The other day I was thumbing through the pages of a Bible my mother gave me for Christmas.
It was my late father’s Bible that I had given to him in 1979.
While looking for a certain passage myself, I stumbled on a real treasure. My father had written down a note over a passage my brother, Tim, had preached following his ordination in June 1982. He had it all marked (Matthew 4:1-12), calling it “Tim’s first sermon after 6/20/82 ordination.”
It kind of gave me chills reading it.
I shared the story with my brother and the Facebook world.
There are many other similar treasures where Dad scribbled down notes in his Bible. Some were funerals, others sermons Tim and others had preached and some where marked because it just touched him in a certain way.
It’s probably good to write in your Bible and leave those kind of notes for generations to find later. I know that one made my day.
My brother, who is pastor of Fruit Cove Baptist Church in Jacksonville, Fla., and in his second term as president of the Florida Baptist Convention, has preached literally thousands of sermons since that one on June 20, 1982.
But that one lit the fuse for an amazing career in the ministry. I’m so glad Dad noted it in his Bible and that Mom handed that Bible down to me. I may have to pass it on to Tim, who has been my hero for a long time.
Condolences to the family of Howard Hall, who died last week at 96.
Hall was the oldest living Ashland Tomcat football player. He graduated from AHS in 1936, a year before the Tomcats started calling Putnam Stadium their home.
Hall was a lineman on the 1935 team that went 9-0 and outscored opponents 367-2, with the only points given up all season coming on a safety in the last game against Erie, Pa., still a 25-2 victory. Fayne Grone was the head coach. Hall was also on a 10-0 Tomcat team in 1933 when Paul Jenkins was the head coach.

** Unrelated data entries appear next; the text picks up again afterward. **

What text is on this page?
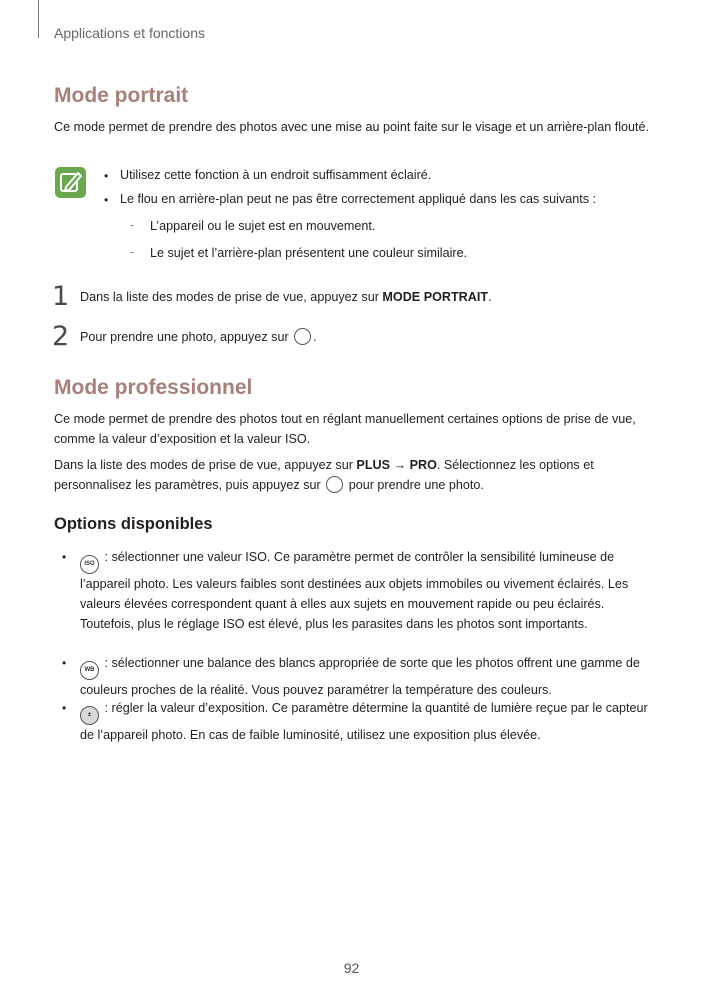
Applications et fonctions
Mode portrait
Ce mode permet de prendre des photos avec une mise au point faite sur le visage et un arrière-plan flouté.
• Utilisez cette fonction à un endroit suffisamment éclairé.
• Le flou en arrière-plan peut ne pas être correctement appliqué dans les cas suivants :
- L’appareil ou le sujet est en mouvement.
- Le sujet et l’arrière-plan présentent une couleur similaire.
1 Dans la liste des modes de prise de vue, appuyez sur MODE PORTRAIT.
2 Pour prendre une photo, appuyez sur .
Mode professionnel
Ce mode permet de prendre des photos tout en réglant manuellement certaines options de prise de vue, comme la valeur d’exposition et la valeur ISO.
Dans la liste des modes de prise de vue, appuyez sur PLUS → PRO. Sélectionnez les options et personnalisez les paramètres, puis appuyez sur  pour prendre une photo.
Options disponibles
•	ISO : sélectionner une valeur ISO. Ce paramètre permet de contrôler la sensibilité lumineuse de l’appareil photo. Les valeurs faibles sont destinées aux objets immobiles ou vivement éclairés. Les valeurs élevées correspondent quant à elles aux sujets en mouvement rapide ou peu éclairés. Toutefois, plus le réglage ISO est élevé, plus les parasites dans les photos sont importants.
•	WB : sélectionner une balance des blancs appropriée de sorte que les photos offrent une gamme de couleurs proches de la réalité. Vous pouvez paramétrer la température des couleurs.
•	± : régler la valeur d’exposition. Ce paramètre détermine la quantité de lumière reçue par le capteur de l’appareil photo. En cas de faible luminosité, utilisez une exposition plus élevée.
92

Ashland’s 10-0 1931 team is the one generally considered the all-time best. That team is listed as national champions on the national registry.
I remember speaking with Mr. Hall several times at Tomcat reunions and at gatherings with the late Bun Wilson. I also recall the late Ralph Felty telling me he was the substitute lineman for Hall in 1935 when he was only a sophomore.
It was rare in those days for a sophomore to even dress, let alone play, for the Tomcats. Felty went on to become an All-State lineman as a senior in 1937 and played in the Rose Bowl for Duke before joining the Marines to fight in World War II.
Hall, who may well have been the oldest AHS graduate, lived in Ashland all of his life. He also served during World War II.
It does make me wonder: Who is the oldest living Tomcat now?
If you have an idea, let me know by emailing or calling.
I received a phone call the other day from David Groves, a Russell High graduate who happened to be in from Tallahassee, Fla., visiting family the day the news came out Ivan McGlone would no longer be the Red Devils’ head football coach.
Groves went to the Raceland-Russell basketball game that night and commented about how the Rams’ players came over and fist-bumped McGlone after player introductions.
He said it was the greatest show of sportsmanship he could ever remember and wanted to congratulate the Raceland players, coaches and whoever else may have been responsible for the gesture.
Groves said he left the gym with a good feeling about area athletes.
Here’s a thought for you: Ivan McGlone coached at Russell for 38 years. Putnam Stadium, which will start being renovated on Tuesday, is 76 years old. That means McGlone coached Russell during half of Putnam Stadium’s long history.
Ivan is only one year younger than Ashland’s storied stadium.